Novel Amphiphilic G-Quadruplex Binding Synthetic Derivative of TMPyP4 and Its Effect on Cancer Cell Proliferation and Apoptosis Induction

Porphyrins are well-known anticancer agents because of their high binding affinity for G-quadruplex DNA and excellent photophysical properties. Several studies carried out using TMPyP4 established it as an efficient chemotherapeutic and a photodynamic therapeutic (PDT) agent, but its use as a lead molecule has been restricted because of its high level of binding to double-stranded DNA (dsDNA), which may have side effects on normal cells and tissues.
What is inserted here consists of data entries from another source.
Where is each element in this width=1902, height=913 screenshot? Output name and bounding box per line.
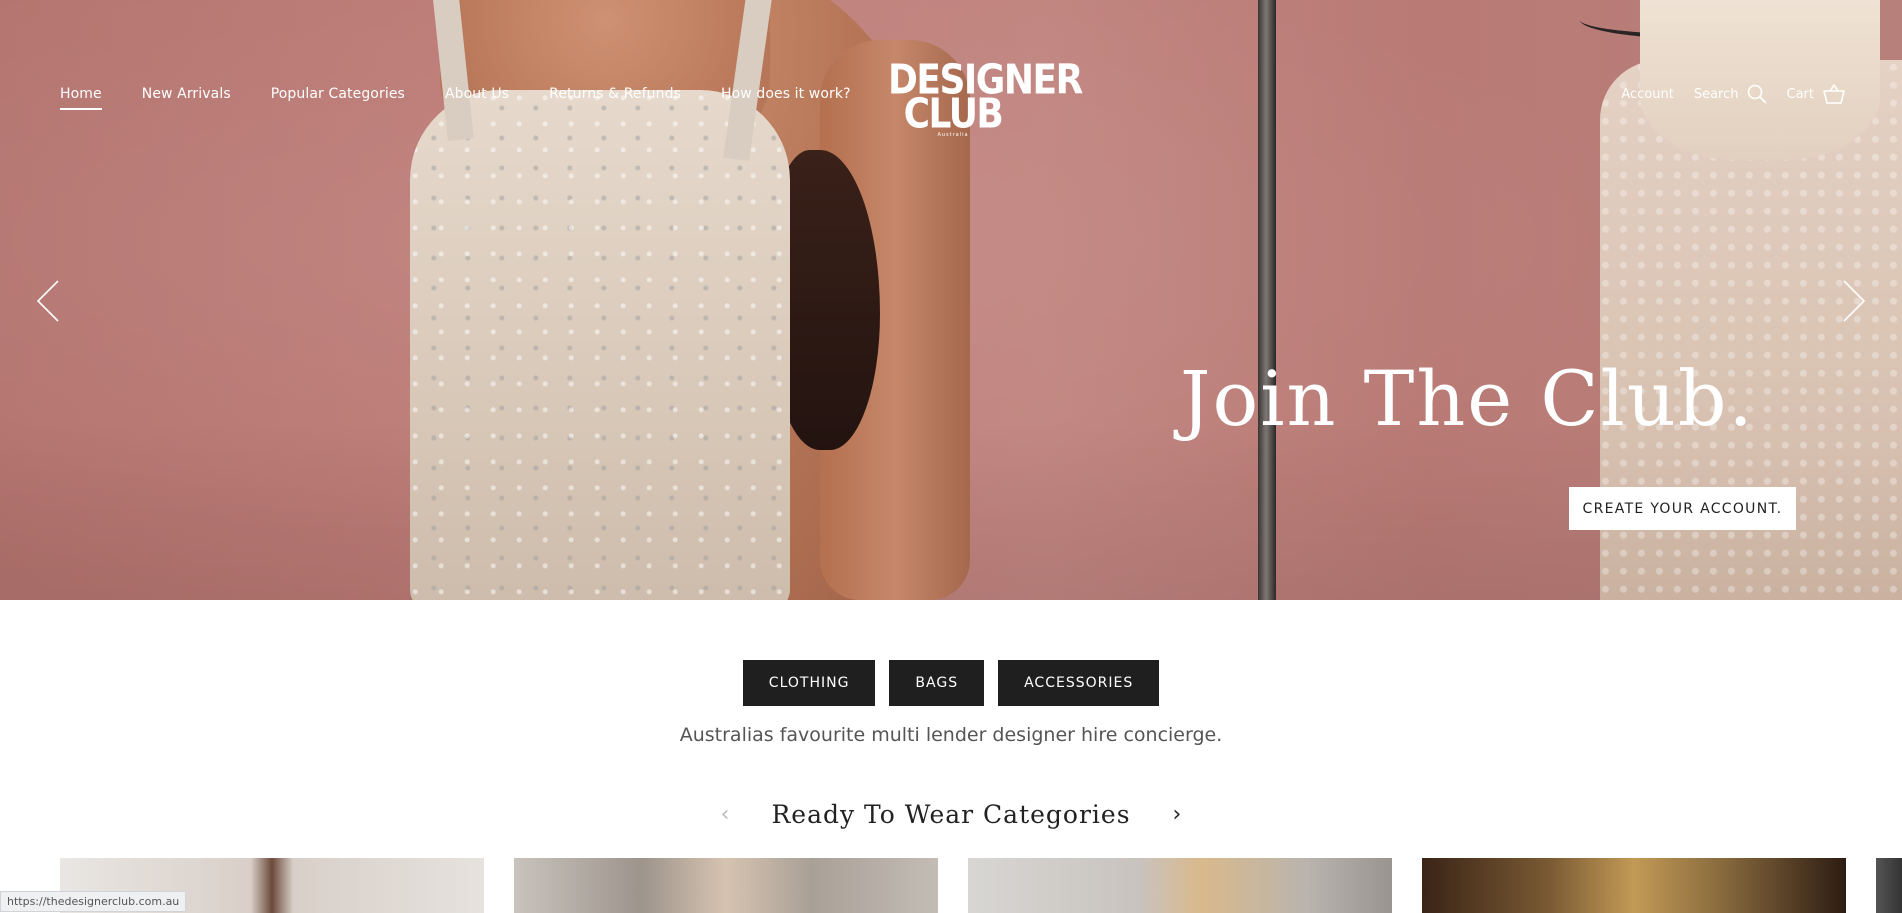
- hero-lace-dress-top: [1640, 0, 1880, 160]
- nav-item-popular-categories[interactable]: Popular Categories: [271, 86, 405, 110]
- search-label: Search: [1693, 86, 1739, 102]
- nav-item-returns-refunds[interactable]: Returns & Refunds: [549, 86, 681, 110]
- hero-title: Join The Club.: [1180, 354, 1755, 443]
- category-card[interactable]: [968, 858, 1392, 913]
- hero-beaded-dress: [410, 90, 790, 600]
- section-prev-icon[interactable]: ‹: [721, 802, 730, 827]
- status-bar-url: https://thedesignerclub.com.au: [0, 891, 187, 912]
- hero-prev-button[interactable]: [34, 278, 62, 324]
- section-header: ‹ Ready To Wear Categories ›: [0, 800, 1902, 829]
- nav-item-new-arrivals[interactable]: New Arrivals: [142, 86, 231, 110]
- nav-item-how-it-works[interactable]: How does it work?: [721, 86, 851, 110]
- search-link[interactable]: Search: [1694, 84, 1767, 104]
- account-link[interactable]: Account: [1621, 87, 1674, 102]
- hero-next-button[interactable]: [1840, 278, 1868, 324]
- category-cards: [60, 858, 1846, 913]
- search-icon: [1747, 84, 1767, 104]
- create-account-button[interactable]: CREATE YOUR ACCOUNT.: [1569, 487, 1796, 530]
- chevron-left-icon: [36, 280, 59, 322]
- nav-item-home[interactable]: Home: [60, 86, 102, 110]
- section-title: Ready To Wear Categories: [771, 800, 1131, 829]
- category-card-peek[interactable]: [1876, 858, 1902, 913]
- category-card[interactable]: [1422, 858, 1846, 913]
- category-buttons: CLOTHING BAGS ACCESSORIES: [0, 660, 1902, 706]
- main-nav: Home New Arrivals Popular Categories Abo…: [60, 86, 891, 110]
- category-clothing-button[interactable]: CLOTHING: [742, 660, 876, 706]
- header-utilities: Account Search Cart: [1601, 84, 1846, 104]
- category-bags-button[interactable]: BAGS: [889, 660, 985, 706]
- hero-clothing-rack: [1258, 0, 1276, 600]
- section-next-icon[interactable]: ›: [1173, 802, 1182, 827]
- nav-item-about-us[interactable]: About Us: [445, 86, 509, 110]
- category-card[interactable]: [514, 858, 938, 913]
- site-logo[interactable]: DESIGNER CLUB Australia: [888, 60, 1083, 138]
- logo-line-2: CLUB: [903, 90, 1004, 138]
- cart-label: Cart: [1786, 86, 1815, 102]
- category-accessories-button[interactable]: ACCESSORIES: [998, 660, 1160, 706]
- hero-banner: Home New Arrivals Popular Categories Abo…: [0, 0, 1902, 600]
- chevron-right-icon: [1843, 280, 1866, 322]
- basket-icon: [1823, 84, 1845, 104]
- tagline: Australias favourite multi lender design…: [679, 724, 1223, 746]
- cart-link[interactable]: Cart: [1787, 84, 1847, 104]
To minimize its interaction with dsDNA and to enhance internalization into cells, an analogue of TMPyP4 (SMe) was synthesized. Its selectivity for G-quadruplex DNA over dsDNA was evaluated by spectroscopic methods, and its role in stabilizing G-quadruplex DNA was assessed by fluorescence lifetime and thermal melting experiments. Biophysical studies indicated that SMe interacts well with G-quadruplex DNA. In vitro cytotoxicity experiments with tumor cell lines (PANG-1, B16F10, and MDA MB 231) have revealed that SMe can inhibit the growth of cancer cells comparable to TMPyP4. MTT and apoptotic assays demonstrated the ability of SMe to specifically affect cancer cells over normal cells. Cell cycle analysis showed that SMe, like TMPyP4, induces G2/M phase cell cycle arrest. In addition, SMe is more effectively taken up by both cancer and normal cells than TMPyP4. In addition, we have noticed that SMe is more efficient than TMPyP4 in inhibiting the growth of the cancer cells after irradiation with light (600-720 nm, 20 J/cm(2), 50 mW/ cm(2)). By and large, these experimental results indicate that SMe can be an efficient chemotherapeutic as well as a PDT agent.